また、「多様な価値観の存在を前提にして、他者と対話したり協働したりしながら、物事を多面的・多角的に考えること」を求め、「価値観を一方的に教え込んだり……した授業展開とならないよう」にも求めている。「二つの概念が互いに矛盾、対立しているという二項対立の物事を取り扱う」工夫や「迷いや葛藤を大切にした展開」「批判的な見方を含めた展開」などの工夫も求めている。

このような文部科学省の姿勢は、個人の尊厳から出発する憲法の精神に合致し、思想・良心の自由とも矛盾しないと考えられる。「自ら学び、自ら考える力を育てる」という30年来の方針の線に沿っており、今回の学習指導要領改訂が目指すアクティブ・ラーニング(主体的、対話的で深い学び)の方向性にも合致する。

もはや教育ではなく洗脳

ところが、実際の検定教科書を見てみると、「考え、議論する道徳」のための教材だとは到底考えられないような読み物であふれている。

一例を挙げれば、2018年4月から小学校で使われている8社の教科書のうちの1つ、教育出版の教科書「小学どうとく」には、「れいぎ正しいあいさつ」と題する教材が載っている。「つぎのうち、れいぎ正しいあいさつはどのあいさつでしょうか。」と設問を掲げ、3つの選択肢が示されている。

(1)「おはようございます。」といいながらおじぎをする。
(2)「おはようございます。」といったあとでおじぎをする。
(3)おじぎをしたあと「おはようございます。」という。

正解は2、1と3は不正解、だそうだ。

この教科書の監修に当った貝塚茂樹武蔵野大学教授によれば、正解の2は「語先後礼」という礼儀の基本に沿ったものなのだそうだ。私は60年以上日本の国で生きてきたが、「語先後礼」という言葉は初めて聞いた。

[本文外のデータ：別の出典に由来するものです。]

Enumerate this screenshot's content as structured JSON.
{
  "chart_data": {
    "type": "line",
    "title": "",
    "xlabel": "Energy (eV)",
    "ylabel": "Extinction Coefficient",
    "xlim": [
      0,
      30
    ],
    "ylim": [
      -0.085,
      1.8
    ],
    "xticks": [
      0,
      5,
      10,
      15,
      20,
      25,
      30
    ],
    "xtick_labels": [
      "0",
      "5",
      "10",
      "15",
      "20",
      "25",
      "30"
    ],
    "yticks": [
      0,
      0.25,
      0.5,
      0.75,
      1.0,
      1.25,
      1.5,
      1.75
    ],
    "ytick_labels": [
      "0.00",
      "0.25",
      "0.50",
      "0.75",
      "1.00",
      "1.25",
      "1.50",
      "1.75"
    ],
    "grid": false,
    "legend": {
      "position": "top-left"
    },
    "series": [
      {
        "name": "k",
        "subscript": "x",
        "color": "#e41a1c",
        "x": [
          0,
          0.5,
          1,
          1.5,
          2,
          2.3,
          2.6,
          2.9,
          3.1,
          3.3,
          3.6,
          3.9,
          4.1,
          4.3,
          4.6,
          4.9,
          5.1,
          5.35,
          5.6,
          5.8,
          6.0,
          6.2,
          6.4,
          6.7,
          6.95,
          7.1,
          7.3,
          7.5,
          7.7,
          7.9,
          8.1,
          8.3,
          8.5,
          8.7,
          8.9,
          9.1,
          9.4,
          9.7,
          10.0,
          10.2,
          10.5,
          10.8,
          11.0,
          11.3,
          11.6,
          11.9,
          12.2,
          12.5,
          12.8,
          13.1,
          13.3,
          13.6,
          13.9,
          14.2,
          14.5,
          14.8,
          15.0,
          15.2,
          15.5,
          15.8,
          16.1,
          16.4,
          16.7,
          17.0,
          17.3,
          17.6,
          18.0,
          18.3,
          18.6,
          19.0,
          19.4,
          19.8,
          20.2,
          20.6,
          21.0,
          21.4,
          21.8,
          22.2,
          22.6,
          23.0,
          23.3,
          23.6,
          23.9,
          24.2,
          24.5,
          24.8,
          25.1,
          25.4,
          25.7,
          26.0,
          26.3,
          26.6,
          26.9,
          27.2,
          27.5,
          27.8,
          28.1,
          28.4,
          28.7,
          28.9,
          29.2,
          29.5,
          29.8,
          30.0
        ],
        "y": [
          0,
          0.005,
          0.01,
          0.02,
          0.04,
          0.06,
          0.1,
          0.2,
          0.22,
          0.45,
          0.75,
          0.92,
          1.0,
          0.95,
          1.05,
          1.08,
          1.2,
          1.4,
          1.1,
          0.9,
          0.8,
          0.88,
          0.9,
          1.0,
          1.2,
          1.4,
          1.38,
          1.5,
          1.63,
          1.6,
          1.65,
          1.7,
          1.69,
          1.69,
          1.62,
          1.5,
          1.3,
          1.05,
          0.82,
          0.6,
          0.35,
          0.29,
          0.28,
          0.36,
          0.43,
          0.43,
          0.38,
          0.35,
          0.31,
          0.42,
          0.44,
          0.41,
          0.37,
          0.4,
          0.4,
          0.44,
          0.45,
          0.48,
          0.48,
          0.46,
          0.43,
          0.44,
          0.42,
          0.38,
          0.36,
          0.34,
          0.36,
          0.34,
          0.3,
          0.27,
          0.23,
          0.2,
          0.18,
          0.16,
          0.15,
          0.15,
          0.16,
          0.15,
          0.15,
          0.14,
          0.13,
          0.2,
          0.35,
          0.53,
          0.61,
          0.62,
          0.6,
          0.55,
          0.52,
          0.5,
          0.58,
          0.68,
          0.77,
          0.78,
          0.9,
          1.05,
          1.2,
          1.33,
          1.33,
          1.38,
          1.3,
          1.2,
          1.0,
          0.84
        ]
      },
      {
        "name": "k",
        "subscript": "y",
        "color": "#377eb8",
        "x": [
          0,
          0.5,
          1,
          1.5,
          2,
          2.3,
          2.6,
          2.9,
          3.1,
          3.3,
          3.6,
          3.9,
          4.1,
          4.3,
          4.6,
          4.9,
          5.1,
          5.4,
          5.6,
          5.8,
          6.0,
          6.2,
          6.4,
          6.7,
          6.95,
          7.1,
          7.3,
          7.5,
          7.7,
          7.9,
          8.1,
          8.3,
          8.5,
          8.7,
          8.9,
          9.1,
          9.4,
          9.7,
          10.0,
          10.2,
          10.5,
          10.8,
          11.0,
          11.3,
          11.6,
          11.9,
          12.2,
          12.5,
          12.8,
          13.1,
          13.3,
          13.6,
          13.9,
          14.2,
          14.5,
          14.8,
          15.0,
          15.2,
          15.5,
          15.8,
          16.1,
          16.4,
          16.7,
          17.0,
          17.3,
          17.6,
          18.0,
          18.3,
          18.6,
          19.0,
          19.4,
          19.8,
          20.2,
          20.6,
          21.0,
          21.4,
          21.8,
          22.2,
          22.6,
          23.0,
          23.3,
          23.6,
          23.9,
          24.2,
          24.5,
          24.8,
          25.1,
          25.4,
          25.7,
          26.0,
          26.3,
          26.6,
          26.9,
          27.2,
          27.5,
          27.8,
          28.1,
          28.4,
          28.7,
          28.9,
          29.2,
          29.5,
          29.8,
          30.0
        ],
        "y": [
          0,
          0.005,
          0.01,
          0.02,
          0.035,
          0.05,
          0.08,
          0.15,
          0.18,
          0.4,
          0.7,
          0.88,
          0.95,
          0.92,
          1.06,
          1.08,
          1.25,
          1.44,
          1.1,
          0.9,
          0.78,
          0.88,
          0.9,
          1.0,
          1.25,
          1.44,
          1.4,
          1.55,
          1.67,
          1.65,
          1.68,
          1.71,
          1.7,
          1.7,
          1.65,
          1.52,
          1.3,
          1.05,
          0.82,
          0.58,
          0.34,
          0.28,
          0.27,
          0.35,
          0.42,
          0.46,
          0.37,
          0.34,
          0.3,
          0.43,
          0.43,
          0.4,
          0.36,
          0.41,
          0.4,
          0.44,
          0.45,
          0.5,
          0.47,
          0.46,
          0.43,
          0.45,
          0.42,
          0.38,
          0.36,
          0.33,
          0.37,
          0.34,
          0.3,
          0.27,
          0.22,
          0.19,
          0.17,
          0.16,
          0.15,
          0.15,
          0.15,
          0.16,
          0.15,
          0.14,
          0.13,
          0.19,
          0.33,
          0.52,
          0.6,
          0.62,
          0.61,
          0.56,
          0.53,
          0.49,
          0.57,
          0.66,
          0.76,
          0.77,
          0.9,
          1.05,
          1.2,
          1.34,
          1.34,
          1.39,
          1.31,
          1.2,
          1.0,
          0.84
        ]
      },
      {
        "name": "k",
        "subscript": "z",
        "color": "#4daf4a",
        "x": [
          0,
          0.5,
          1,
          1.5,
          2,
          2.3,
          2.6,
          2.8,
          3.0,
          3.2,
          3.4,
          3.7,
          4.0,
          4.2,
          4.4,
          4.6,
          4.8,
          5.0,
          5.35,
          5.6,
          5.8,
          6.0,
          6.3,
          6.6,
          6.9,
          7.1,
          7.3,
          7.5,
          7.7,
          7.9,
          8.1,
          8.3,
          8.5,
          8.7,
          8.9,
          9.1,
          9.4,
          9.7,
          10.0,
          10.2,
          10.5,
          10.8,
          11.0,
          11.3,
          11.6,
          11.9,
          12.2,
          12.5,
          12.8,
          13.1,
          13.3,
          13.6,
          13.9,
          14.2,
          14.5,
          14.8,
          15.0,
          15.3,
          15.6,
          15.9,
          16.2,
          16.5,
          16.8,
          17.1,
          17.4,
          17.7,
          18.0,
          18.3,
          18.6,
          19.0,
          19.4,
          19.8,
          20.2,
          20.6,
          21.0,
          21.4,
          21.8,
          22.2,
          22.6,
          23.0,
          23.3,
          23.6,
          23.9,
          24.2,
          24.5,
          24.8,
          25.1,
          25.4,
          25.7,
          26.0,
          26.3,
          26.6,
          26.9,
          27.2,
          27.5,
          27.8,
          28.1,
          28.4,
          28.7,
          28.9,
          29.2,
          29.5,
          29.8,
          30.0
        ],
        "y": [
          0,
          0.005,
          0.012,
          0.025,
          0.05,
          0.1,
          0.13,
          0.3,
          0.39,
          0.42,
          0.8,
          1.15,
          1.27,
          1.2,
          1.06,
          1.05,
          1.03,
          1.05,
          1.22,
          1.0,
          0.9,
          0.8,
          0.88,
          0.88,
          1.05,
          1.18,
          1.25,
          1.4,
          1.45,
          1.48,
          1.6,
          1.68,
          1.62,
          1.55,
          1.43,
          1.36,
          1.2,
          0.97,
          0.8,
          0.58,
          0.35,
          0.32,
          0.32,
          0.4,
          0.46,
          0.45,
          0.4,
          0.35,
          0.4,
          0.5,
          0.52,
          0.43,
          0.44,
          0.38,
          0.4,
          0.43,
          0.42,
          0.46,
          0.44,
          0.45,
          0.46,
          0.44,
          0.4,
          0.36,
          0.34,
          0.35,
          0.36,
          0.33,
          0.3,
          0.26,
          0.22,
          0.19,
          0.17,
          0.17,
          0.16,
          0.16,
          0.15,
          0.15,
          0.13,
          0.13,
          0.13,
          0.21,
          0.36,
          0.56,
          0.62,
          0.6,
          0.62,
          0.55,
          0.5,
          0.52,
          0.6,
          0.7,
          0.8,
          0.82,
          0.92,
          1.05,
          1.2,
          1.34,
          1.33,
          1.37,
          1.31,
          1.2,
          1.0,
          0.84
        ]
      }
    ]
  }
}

貝塚氏によれば、このことは明治時代に文部省が刊行した「小学校作法教授要綱」以来の基本なのだそうだ。しかし、あいさつの仕方について「これが正解だ」と教えることは、子どもたちを1つの型にはめ込む指導であり、子どもたちの主体性を育てるどころか、それを阻害してしまうことになるだろう。文部科学省が求める「考え、議論する道徳」とは正反対の教材だと言わざるをえない。

ちなみに、中央教育審議会の専門委員を務め、文部科学省の「道徳教育の充実に関する懇談会」の委員でもあった貝塚氏は、日本教育再生機構(2006年に「新しい歴史教科書をつくる会」から分かれて発足した団体)の理事を務めるなど、日本会議系といわれる学者だ。

貝塚氏は、「考えたり、議論するという過程を経なければ、自分の問題として道徳的価値を自覚し、内面化できない」(『特別の教科道徳Q&A』ミネルヴァ書房、2016)と言うが、彼が言う「考え、議論する道徳」は、それ「自体が目的なのではなく、道徳的諸価値を“自覚”するための方法である」(『「考え、議論する道徳」を実現する!』図書文化、2017)と言う。

彼の論においては、道徳的価値は絶対的なものとして子どもたちの「外」にあり、それを「考え、議論する」という方法によって「自覚」させ「内面化」させることが道徳教育なのだということになる。「考え、議論する」過程を経ることにより、子どもたちは外から注入される価値を、あたかも自ら見いだした価値であるかのように思い込む。

これは、単なる教え込みよりもさらに巧妙な教化であり、洗脳といっても過言ではない。